What if he really loved me without it? He told me I would look good in a potato sack. Don’t know if that would turn me on but oh well… that’s for another time.
The issue was with me. See, a sense of devaluing came in the bedroom. A sense of unworthiness. A place of shame, guilt and fear. A place of resentment. A place of here we go again. Boredom and restlessness.
See, his issues are his issues. I had to look at my issues and be the change. I had to shift perspectives. I am good enough. I am worthy. I am beautiful, inside and out. I love my body. Took nineteen years to be able to enjoy the richness of who I am. Sometimes, I think I’m too much. So, I play it small. But that only gets me the sameness of a stuck pattern. He’s not budging. I’m feeling like shit again. Does my husband love me? I even thought he has no sense of imagination. Boring guy, right?! I found fault with my body. Nip picking every part. Until I came fucking unraveled!!!

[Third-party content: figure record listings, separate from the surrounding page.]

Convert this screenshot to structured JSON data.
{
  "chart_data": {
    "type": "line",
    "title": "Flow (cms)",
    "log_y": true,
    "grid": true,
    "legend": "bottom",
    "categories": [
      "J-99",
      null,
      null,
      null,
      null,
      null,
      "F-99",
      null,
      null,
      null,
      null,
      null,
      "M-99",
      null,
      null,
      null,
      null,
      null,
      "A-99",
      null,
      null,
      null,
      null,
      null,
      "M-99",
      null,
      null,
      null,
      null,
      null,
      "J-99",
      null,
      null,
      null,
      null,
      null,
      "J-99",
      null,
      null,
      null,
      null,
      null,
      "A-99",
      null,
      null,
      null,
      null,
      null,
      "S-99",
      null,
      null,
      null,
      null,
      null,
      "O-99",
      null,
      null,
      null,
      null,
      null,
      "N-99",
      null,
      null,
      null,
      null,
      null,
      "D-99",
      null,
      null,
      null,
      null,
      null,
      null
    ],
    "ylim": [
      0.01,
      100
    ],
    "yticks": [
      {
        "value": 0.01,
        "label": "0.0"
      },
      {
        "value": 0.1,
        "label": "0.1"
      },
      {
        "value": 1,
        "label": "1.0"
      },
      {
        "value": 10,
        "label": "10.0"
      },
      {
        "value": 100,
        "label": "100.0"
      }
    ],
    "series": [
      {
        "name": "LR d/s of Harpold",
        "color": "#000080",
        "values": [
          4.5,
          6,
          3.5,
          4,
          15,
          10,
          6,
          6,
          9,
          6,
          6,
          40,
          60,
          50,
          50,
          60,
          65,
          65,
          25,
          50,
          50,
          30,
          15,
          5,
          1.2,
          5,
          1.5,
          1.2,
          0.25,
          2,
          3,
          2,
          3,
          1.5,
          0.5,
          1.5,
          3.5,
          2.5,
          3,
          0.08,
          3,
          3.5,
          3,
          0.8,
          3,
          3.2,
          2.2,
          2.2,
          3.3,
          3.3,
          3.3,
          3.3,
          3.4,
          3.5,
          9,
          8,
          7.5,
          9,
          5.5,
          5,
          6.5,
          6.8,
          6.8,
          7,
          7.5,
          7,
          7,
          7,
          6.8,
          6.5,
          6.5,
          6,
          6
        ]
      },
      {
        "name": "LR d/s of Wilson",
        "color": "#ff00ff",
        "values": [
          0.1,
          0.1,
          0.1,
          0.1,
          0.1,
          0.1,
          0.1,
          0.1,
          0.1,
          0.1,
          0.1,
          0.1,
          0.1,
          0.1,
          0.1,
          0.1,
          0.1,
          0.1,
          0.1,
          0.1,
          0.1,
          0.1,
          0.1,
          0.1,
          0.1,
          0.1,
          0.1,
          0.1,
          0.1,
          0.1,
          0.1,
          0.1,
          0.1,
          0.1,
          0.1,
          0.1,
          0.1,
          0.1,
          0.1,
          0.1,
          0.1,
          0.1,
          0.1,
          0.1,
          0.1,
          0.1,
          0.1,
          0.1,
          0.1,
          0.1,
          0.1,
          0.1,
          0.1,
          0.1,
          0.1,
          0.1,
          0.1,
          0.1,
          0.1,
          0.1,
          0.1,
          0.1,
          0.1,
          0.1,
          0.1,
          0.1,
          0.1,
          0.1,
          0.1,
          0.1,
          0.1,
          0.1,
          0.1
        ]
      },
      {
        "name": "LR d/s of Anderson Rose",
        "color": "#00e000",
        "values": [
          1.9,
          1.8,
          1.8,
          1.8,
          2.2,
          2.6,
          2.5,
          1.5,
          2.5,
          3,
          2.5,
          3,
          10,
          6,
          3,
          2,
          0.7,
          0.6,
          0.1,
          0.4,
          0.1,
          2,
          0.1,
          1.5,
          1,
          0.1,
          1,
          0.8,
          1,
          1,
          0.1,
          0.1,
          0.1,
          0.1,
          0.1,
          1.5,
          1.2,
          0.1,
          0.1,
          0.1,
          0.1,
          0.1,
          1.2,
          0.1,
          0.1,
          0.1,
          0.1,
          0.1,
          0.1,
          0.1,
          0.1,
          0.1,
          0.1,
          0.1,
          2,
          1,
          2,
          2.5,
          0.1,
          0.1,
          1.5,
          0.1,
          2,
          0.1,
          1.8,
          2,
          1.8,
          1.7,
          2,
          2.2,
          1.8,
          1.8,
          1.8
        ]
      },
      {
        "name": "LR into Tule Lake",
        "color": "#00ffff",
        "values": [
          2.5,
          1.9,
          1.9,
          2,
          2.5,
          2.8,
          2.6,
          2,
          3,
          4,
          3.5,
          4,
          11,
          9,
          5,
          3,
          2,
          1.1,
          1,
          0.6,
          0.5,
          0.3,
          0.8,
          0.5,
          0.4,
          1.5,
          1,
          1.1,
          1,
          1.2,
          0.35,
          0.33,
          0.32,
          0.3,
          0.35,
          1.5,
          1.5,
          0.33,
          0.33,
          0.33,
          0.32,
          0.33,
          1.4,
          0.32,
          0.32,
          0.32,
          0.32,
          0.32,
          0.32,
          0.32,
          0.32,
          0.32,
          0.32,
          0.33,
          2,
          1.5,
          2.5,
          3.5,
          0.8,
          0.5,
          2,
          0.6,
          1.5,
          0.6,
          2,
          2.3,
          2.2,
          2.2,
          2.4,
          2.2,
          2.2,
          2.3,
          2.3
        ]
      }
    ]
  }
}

And only I could put the pieces together… for my sake!
I had to look past his issues and find my worthiness. I had to buy my own lingerie occasionally. I had to buy him a sex book on various positions. I had to speak up! Enough of this silence and hurting myself! I had to like what I see… yes, naked in the mirror. I had to get real. Authentic. It took nineteen years. And now I’m blogging about it. Who would have thought? I’m being transparent in the hopes that this sheds light on your patterns of unworthiness, fear, guilt, shame.

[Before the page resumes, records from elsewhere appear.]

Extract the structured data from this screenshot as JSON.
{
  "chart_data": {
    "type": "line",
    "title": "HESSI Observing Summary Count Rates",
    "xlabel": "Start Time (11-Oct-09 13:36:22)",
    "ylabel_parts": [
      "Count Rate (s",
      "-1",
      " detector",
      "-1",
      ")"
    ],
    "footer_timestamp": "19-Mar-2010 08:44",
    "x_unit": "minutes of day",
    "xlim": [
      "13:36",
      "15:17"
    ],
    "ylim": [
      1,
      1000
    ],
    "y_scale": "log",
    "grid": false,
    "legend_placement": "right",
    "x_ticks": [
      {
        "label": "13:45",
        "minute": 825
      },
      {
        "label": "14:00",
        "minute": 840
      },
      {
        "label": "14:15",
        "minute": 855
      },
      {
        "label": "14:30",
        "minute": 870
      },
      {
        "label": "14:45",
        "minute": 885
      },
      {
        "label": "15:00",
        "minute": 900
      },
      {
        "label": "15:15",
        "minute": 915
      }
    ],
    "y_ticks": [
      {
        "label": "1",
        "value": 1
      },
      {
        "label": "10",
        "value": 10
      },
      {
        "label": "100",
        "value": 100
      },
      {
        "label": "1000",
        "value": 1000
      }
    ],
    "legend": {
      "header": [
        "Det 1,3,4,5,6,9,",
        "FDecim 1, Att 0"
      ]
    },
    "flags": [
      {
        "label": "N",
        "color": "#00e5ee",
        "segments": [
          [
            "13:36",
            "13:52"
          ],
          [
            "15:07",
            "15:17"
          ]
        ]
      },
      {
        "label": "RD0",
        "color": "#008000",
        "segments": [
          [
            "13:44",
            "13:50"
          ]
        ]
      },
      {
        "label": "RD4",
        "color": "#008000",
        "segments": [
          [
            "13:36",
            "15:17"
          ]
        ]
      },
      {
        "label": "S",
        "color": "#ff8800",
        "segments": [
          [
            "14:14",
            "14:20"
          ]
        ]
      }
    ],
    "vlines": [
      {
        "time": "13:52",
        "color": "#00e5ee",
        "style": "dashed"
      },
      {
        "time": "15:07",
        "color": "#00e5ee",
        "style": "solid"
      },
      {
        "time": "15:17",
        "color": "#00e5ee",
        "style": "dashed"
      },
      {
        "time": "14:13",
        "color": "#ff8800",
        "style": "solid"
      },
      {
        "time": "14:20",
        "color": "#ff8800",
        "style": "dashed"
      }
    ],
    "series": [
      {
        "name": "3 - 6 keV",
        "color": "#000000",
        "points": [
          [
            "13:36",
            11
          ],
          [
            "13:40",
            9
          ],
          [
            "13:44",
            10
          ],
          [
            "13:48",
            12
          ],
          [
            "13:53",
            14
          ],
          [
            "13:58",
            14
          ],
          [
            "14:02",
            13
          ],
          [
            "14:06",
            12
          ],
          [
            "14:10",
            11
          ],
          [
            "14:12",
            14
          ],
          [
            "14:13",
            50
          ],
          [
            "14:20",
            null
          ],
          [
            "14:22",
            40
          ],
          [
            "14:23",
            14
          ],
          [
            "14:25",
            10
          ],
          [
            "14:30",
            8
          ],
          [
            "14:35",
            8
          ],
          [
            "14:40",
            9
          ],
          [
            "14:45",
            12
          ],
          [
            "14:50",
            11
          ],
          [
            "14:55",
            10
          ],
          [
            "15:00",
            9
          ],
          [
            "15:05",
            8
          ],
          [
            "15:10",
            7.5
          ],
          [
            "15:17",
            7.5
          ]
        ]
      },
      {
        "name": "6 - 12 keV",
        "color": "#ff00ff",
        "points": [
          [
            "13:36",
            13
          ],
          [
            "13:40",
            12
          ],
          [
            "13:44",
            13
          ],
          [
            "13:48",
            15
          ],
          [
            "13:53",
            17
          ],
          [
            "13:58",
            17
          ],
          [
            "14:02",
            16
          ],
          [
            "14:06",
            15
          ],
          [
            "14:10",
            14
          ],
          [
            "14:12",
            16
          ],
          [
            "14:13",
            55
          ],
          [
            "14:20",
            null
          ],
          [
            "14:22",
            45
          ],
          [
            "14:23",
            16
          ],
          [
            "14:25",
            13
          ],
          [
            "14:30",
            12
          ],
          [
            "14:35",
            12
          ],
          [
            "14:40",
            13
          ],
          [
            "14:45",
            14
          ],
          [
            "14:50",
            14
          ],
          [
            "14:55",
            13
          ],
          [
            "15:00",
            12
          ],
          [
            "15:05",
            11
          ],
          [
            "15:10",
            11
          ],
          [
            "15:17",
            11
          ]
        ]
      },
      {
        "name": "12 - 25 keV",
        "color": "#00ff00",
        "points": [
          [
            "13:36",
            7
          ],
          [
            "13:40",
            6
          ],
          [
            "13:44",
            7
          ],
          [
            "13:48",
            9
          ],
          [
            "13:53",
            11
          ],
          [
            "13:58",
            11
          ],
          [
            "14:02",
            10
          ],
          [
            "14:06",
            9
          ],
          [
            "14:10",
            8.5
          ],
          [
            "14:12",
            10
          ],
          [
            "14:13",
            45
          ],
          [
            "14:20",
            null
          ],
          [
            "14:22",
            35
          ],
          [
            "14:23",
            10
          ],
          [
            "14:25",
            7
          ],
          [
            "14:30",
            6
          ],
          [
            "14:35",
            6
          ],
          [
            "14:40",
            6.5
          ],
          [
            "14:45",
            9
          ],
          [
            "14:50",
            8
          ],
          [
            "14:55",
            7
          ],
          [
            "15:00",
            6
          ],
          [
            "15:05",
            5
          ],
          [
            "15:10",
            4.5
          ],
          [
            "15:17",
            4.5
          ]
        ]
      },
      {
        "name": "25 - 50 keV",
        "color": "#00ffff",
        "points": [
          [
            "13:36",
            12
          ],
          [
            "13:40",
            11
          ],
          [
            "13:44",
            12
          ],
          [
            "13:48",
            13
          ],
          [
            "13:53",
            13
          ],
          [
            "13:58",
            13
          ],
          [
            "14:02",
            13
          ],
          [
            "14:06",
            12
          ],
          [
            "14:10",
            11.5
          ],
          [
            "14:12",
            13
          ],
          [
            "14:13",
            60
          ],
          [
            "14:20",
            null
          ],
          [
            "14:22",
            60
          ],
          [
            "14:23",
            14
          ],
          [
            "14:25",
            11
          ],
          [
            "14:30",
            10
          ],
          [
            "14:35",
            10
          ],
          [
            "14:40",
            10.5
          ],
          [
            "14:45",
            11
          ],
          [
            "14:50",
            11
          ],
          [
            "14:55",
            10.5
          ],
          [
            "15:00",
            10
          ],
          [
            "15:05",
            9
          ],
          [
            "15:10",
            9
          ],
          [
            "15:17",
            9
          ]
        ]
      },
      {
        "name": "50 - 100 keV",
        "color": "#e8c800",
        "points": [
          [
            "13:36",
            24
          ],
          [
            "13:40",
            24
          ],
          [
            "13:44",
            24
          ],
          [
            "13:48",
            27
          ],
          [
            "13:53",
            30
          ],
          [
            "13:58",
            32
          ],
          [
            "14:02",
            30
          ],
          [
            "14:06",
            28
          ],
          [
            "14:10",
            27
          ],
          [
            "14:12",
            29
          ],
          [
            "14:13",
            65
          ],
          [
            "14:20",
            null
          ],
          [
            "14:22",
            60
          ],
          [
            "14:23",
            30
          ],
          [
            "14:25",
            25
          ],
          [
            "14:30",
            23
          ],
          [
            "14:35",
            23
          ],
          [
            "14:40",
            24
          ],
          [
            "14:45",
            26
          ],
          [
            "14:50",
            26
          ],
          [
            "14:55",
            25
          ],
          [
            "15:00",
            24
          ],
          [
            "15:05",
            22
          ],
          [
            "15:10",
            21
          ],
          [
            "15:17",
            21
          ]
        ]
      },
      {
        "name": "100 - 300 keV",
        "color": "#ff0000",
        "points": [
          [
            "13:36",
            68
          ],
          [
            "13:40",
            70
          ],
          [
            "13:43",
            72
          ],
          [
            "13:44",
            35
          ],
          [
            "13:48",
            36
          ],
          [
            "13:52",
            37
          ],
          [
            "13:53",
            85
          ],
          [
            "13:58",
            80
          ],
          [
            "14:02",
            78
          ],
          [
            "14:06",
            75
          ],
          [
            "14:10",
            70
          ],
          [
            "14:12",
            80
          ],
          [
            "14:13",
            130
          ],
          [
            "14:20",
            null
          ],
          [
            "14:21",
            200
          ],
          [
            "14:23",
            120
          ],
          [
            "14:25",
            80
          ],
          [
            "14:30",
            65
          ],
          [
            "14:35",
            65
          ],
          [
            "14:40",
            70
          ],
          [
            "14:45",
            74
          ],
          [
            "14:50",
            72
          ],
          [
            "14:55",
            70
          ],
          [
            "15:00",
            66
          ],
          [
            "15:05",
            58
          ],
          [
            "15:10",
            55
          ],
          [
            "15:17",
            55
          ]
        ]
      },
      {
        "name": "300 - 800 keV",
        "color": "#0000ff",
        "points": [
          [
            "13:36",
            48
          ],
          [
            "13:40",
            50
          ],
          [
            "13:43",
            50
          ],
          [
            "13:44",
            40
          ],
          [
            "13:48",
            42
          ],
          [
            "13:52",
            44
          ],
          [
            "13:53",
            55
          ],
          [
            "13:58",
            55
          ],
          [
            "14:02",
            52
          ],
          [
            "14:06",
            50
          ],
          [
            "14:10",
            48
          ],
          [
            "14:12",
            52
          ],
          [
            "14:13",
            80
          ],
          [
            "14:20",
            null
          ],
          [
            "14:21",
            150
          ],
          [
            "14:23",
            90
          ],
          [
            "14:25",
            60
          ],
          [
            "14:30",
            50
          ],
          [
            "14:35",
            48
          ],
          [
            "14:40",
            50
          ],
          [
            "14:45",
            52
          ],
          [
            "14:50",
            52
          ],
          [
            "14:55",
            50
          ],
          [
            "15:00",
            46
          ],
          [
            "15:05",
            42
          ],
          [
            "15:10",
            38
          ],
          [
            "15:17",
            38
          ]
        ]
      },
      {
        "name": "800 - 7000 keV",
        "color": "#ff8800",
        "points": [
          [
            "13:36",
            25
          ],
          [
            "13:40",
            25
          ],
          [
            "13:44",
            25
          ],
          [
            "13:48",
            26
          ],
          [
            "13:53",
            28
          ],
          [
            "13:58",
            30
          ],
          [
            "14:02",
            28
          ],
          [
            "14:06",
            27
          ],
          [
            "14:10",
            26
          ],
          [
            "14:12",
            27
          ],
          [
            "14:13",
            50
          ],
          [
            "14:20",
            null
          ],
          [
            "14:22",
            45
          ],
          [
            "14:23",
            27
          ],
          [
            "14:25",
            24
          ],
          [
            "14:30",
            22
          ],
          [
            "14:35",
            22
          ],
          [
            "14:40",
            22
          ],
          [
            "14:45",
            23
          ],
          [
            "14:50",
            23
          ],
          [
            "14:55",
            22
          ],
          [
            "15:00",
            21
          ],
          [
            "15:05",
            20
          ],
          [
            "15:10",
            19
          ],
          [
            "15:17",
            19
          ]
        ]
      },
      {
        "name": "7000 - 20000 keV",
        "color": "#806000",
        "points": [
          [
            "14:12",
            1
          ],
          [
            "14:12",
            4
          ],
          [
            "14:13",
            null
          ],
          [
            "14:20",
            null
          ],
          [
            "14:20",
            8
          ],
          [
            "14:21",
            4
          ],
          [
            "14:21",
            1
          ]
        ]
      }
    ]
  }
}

What are your stories in the bedroom? Do you enjoy the spice of lingerie? Maybe, you don’t need it. But what if you like it? Do you feel like a whore or do you feel like a sexy lover? The bedroom, sex, lingerie, positions, worthiness. So much to explore on these issues. Don’t hide. Speak your truth. Get real. And dare to live the life you want to create. Not to live a life of default. Default gets you nowhere. Sameness gets you stuck.
Be the change. Change perspectives. Change beliefs. Change. You are worthy. Gloriously worthy in every way!!! Don’t forget it.